Final Race and Death
Ruffian's eleventh race was run at Belmont Park on July 6, 1975. It was a match race between Ruffian and that year's Kentucky Derby winner, Foolish Pleasure. In the past, the horses had shared the same jockey: Jacinto Vasquez. Vasquez chose to ride Ruffian in the match race, believing her to be the better of the horses; Braulio Baeza rode Foolish Pleasure. The "Great Match" was heavily anticipated and attended by more than 50,000 spectators, with an estimated television audience of 20 million.
As Ruffian left the starting gate, she hit her shoulder hard before straightening herself. The first quarter-mile (402 m) was run 221⁄5 seconds, with Ruffian ahead by a nose. Little more than 1 furlong (201 m) later, Ruffian was in front by half a length when both sesamoid bones in her right foreleg snapped. Vasquez tried to pull her up, but the filly wouldn't stop. She went on running, pulverizing her sesamoids, ripping the skin of her fetlock and tearing her ligaments until her hoof was flopping uselessly. Vasquez said it was impossible for him to stop her. She still tried to run and finish the race.
Ruffian was immediately attended to by a team of four veterinarians and an orthopedic surgeon, and underwent an emergency operation lasting three hours. When the anesthesia wore off after the surgery, she thrashed about wildly on the floor of a padded recovery stall as if still running in the race. Despite the efforts of numerous attendants, she began spinning in circles on the floor.
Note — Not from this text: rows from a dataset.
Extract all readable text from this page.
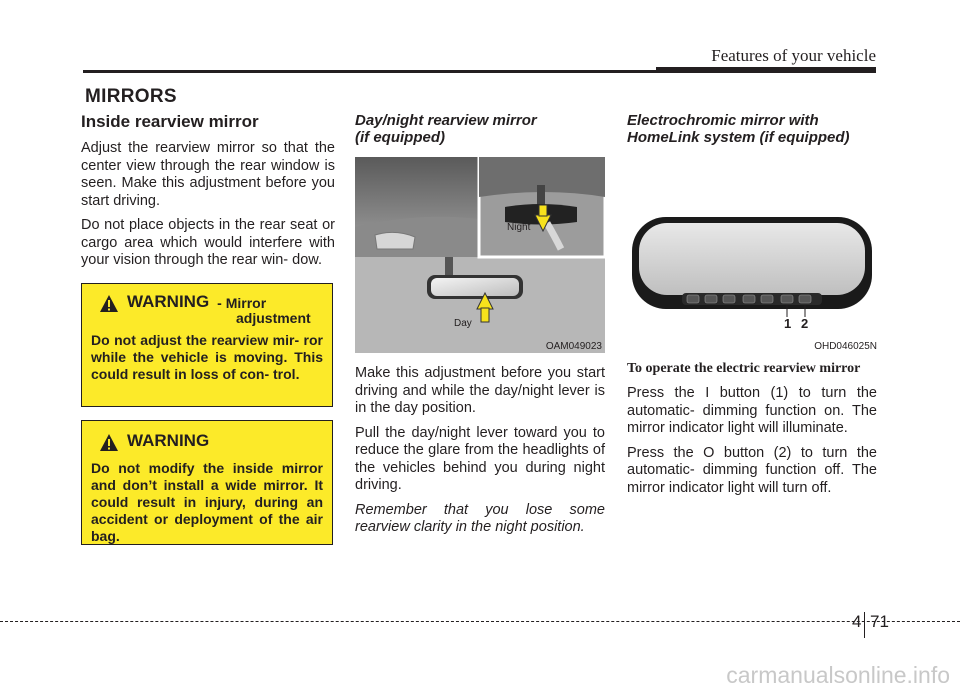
Features of your vehicle
MIRRORS
Inside rearview mirror

Adjust the rearview mirror so that the center view through the rear window is seen. Make this adjustment before you start driving.

Do not place objects in the rear seat or cargo area which would interfere with your vision through the rear win- dow.

WARNING - Mirror
adjustment
Do not adjust the rearview mir- ror while the vehicle is moving. This could result in loss of con- trol.
WARNING
Do not modify the inside mirror and don’t install a wide mirror. It could result in injury, during an accident or deployment of the air bag.
Day/night rearview mirror
(if equipped)
Night
Day
OAM049023

Make this adjustment before you start driving and while the day/night lever is in the day position.

Pull the day/night lever toward you to reduce the glare from the headlights of the vehicles behind you during night driving.

Remember that you lose some rearview clarity in the night position.

Electrochromic mirror with
HomeLink system (if equipped)
1 2
OHD046025N
To operate the electric rearview mirror

Press the I button (1) to turn the automatic- dimming function on. The mirror indicator light will illuminate.

Press the O button (2) to turn the automatic- dimming function off. The mirror indicator light will turn off.

4 71
carmanualsonline.info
As she flailed about with her legs, she repeatedly knocked the heavy plaster cast against her own elbow until the elbow, too, was smashed to bits. The vet who treated her said that her elbow was shattered and looked like a piece of ice after being smashed on the ground. The cast slipped, and as it became dislodged it ripped open her foreleg all over again, undoing the surgery. The medical team, knowing that Ruffian would probably not survive more extensive surgery for the repair of her leg and elbow, euthanized her shortly afterward.
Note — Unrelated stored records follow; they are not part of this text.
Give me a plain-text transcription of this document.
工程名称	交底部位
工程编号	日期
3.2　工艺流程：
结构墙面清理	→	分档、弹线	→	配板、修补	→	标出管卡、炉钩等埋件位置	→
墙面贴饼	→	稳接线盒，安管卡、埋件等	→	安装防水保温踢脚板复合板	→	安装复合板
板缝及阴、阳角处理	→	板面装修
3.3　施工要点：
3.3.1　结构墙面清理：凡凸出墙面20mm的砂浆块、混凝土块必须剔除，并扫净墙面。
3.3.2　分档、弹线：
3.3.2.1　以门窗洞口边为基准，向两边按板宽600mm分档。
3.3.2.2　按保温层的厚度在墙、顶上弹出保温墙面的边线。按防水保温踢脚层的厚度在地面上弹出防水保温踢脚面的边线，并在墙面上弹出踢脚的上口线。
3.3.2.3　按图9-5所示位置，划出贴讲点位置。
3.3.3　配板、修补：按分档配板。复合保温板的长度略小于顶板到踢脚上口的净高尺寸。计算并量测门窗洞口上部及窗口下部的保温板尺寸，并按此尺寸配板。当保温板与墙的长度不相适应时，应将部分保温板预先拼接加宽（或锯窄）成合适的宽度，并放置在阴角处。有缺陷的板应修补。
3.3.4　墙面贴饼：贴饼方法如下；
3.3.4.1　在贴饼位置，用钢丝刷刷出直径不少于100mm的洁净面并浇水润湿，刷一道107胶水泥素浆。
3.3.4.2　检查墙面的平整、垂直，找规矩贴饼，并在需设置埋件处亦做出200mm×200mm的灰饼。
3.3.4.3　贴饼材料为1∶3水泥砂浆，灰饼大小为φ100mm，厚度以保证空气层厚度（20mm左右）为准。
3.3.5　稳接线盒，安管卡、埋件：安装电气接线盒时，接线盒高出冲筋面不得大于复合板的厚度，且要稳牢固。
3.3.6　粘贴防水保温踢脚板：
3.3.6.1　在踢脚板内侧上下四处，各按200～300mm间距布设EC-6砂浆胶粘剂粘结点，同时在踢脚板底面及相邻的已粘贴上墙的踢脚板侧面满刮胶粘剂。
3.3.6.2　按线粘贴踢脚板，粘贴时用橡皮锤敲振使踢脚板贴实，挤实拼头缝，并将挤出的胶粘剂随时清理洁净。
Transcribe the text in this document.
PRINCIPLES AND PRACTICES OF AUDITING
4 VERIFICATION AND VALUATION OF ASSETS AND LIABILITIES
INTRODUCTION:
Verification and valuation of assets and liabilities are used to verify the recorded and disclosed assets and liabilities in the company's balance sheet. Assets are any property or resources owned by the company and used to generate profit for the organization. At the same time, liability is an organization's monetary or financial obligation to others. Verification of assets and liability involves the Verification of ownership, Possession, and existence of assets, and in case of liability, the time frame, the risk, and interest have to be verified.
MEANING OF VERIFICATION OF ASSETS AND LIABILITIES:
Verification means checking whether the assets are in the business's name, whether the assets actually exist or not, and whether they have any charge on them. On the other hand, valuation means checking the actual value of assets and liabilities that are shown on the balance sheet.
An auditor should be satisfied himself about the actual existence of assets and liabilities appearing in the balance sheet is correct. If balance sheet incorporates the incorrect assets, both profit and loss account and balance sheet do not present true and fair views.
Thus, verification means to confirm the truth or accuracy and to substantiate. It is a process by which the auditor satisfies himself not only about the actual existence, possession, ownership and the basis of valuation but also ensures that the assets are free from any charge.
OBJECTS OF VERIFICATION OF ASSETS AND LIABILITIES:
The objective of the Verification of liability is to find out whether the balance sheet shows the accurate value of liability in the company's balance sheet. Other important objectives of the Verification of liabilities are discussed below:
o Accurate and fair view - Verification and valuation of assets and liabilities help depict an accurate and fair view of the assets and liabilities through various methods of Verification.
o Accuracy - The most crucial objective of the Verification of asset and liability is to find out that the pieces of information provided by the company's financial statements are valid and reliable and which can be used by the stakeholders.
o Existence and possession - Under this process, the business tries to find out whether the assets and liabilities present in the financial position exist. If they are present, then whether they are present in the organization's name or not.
Foolish Pleasure's trainer, Leroy Jolley, said that he assumed Ruffian would win the match race before it was arranged; Ruffian's speed/time records and winning margins were by far better than Foolish Pleasure's. Before Ruffian broke down, she always led the field by over half a length, and once there no other horse ever passed her; she would not allow it, as demonstrated in her Sorority race when she refused to let Hot n' Nasty by her, even though she suffered from a freshly popped splint.